Indeed, the argument for immediate appeal is weaker than it was in either Frazier or Bittner. In Frazier the amount of the sanction had been set, activating Cohen's collateral-order doctrine: the dispute had been "conclusively" resolved, was "completely separate from the merits of the action," and (because the lawyer was no longer participating in the case) was "effectively unreviewable on appeal from a final decision." Quackenbush v. Allstate Insurance Co., 116 S. Ct. 1712, 1718-19 (1996) (quoting from several prior decisions). Tinaglia's dispute with Cleveland Hair Clinic has not been conclusively resolved, for the amount of his obligation remains to be determined, and, because the defendants are jointly and severally liable with Tinaglia, all questions about sanctions can be resolved on appeal from the final decision. Frazier reserved the question whether a litigant's joint liability with counsel would take the sanctions order outside Cohen, see 771 F.2d at 262 n. 1. We hold that it does. A disgruntled attorney will be able to present the sanctions issue on appeal from the final decision, even if the sanctioned litigant chooses not to, because an appeal at the end of the case brings up all interlocutory orders. E.g., Reise v. University of Wisconsin, 957 F.2d 293, 295 (7th Cir. 1992). As for Bittner: pendent appellate jurisdiction cannot be used when there is no appeal from a final decision to which the appeal from an interlocutory order might be appended. What is more, after Bittner the Supreme Court curtailed the doctrine of pendent appellate jurisdiction. Swint v. Chambers County Commission, 115 S. Ct. 1203 (1995); cf. In re Rimsat, Ltd., 98 F.3d 956, 964-65 (7th Cir. 1996). Thus Frazier and Bittner singly or jointly do not support this appeal.

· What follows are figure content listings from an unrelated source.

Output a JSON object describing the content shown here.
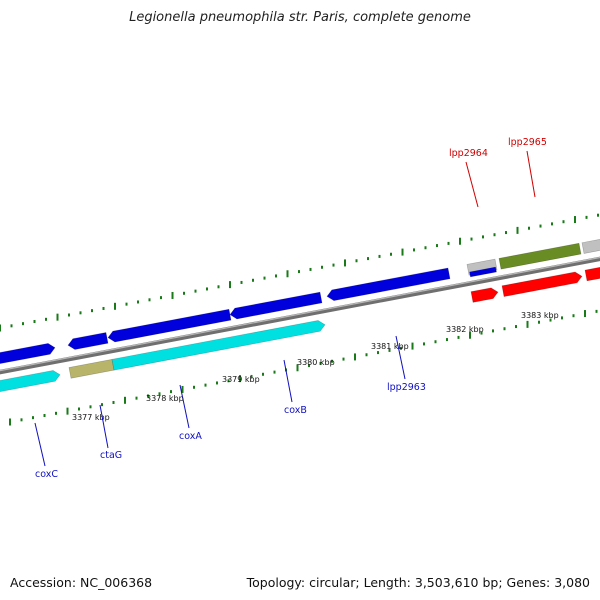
{
  "title": "Legionella pneumophila str. Paris, complete genome",
  "footer": {
    "accession": "Accession: NC_006368",
    "summary": "Topology: circular; Length: 3,503,610 bp; Genes: 3,080"
  },
  "colors": {
    "blue_gene": "#0000dd",
    "cyan_gene": "#00e0e0",
    "red_gene": "#ff0000",
    "olive_gene": "#6a8c24",
    "khaki_gene": "#b8b46a",
    "grey_gene": "#c0c0c0",
    "backbone": "#888888",
    "tick": "#1a7a1a",
    "label_blue": "#1010c0",
    "label_red": "#d00000"
  },
  "tick_labels": [
    {
      "kbp": 3377,
      "text": "3377 kbp"
    },
    {
      "kbp": 3378,
      "text": "3378 kbp"
    },
    {
      "kbp": 3379,
      "text": "3379 kbp"
    },
    {
      "kbp": 3380,
      "text": "3380 kbp"
    },
    {
      "kbp": 3381,
      "text": "3381 kbp"
    },
    {
      "kbp": 3382,
      "text": "3382 kbp"
    },
    {
      "kbp": 3383,
      "text": "3383 kbp"
    }
  ],
  "gene_labels": [
    {
      "text": "coxC",
      "color": "label_blue"
    },
    {
      "text": "ctaG",
      "color": "label_blue"
    },
    {
      "text": "coxA",
      "color": "label_blue"
    },
    {
      "text": "coxB",
      "color": "label_blue"
    },
    {
      "text": "lpp2963",
      "color": "label_blue"
    },
    {
      "text": "lpp2964",
      "color": "label_red"
    },
    {
      "text": "lpp2965",
      "color": "label_red"
    }
  ]
}
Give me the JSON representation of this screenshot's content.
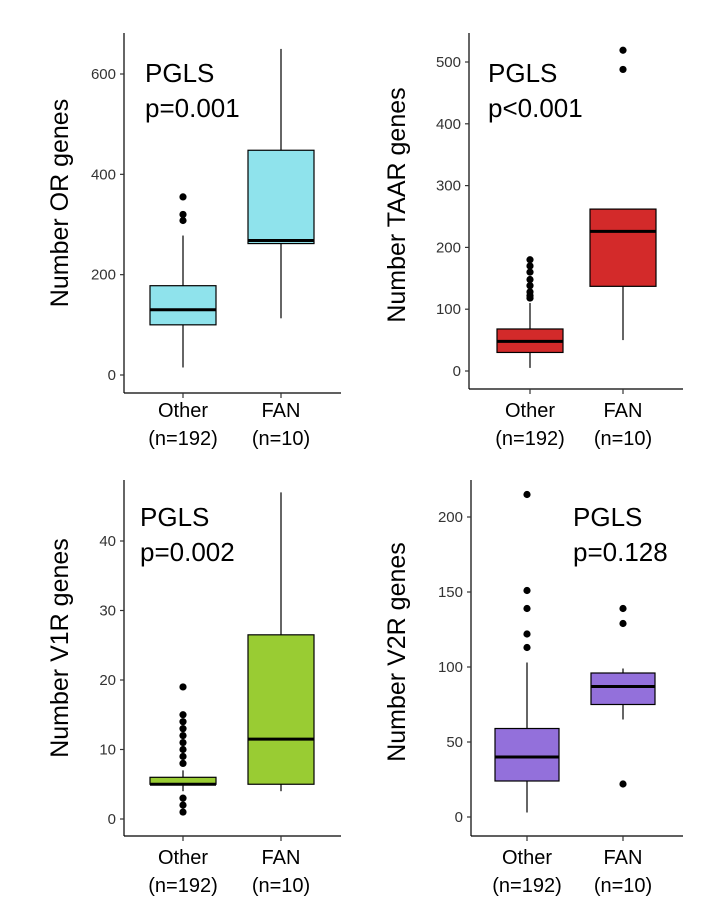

A stronger argument for appellate jurisdiction might rest on Forgay v. Conrad, 47 U.S. (6 How.) 201 (1848), although appellants do not cite that case. Forgay sometimes is understood to mean that any order requiring immediate payment also is immediately appealable, just as if the district judge had entered a partial final judgment under Fed.R.Civ.P. 54(b). This court has not read Forgay that broadly; as we understand the Forgay doctrine, immediate appeal is proper only if there is reason to be concerned that payment would be irreversible, see ODC Communications Corp. v. Wenruth Investments, 826 F.2d 509, 513-16 (7th Cir. 1987), because the prevailing party will be unable or unwilling to repay if the award is ultimately altered. Palmer v. Chicago, 806 F.2d 1316 (7th Cir. 1987), therefore holds that an award of interim attorneys' fees to a class of prisoners is appealable, for the prospects of recoupment are dim; but People Who Care v. Rockford Board of Education, 921 F.2d 132 (7th Cir. 1991), holds that an award of interim attorneys' fees to a law firm is not immediately appealable. See also National Tax Credit Partners, L.P. v. Havlik, 20 F.3d 705, 706 (7th Cir. 1994); Construction Industry Retirement Fund of Rockford v. Kasper Trucking, Inc., 10 F.3d 465, 468 (7th Cir. 1993). Cleveland Hair Clinic is a solvent corporation, able to repay if it should be ordered to do so. Tinaglia also can look to the Hair Clinic's law firm (McDermott, Will Emery), which has volunteered to ensure repayment should the sanctions order be reversed or reduced. There is accordingly little risk of irreparable harm if appellate review is deferred until the end of the case, and substantial risk that review now could lead to multiple appeals and undue delay.
The appeal is dismissed for want of jurisdiction, and the stay previously entered is dissolved.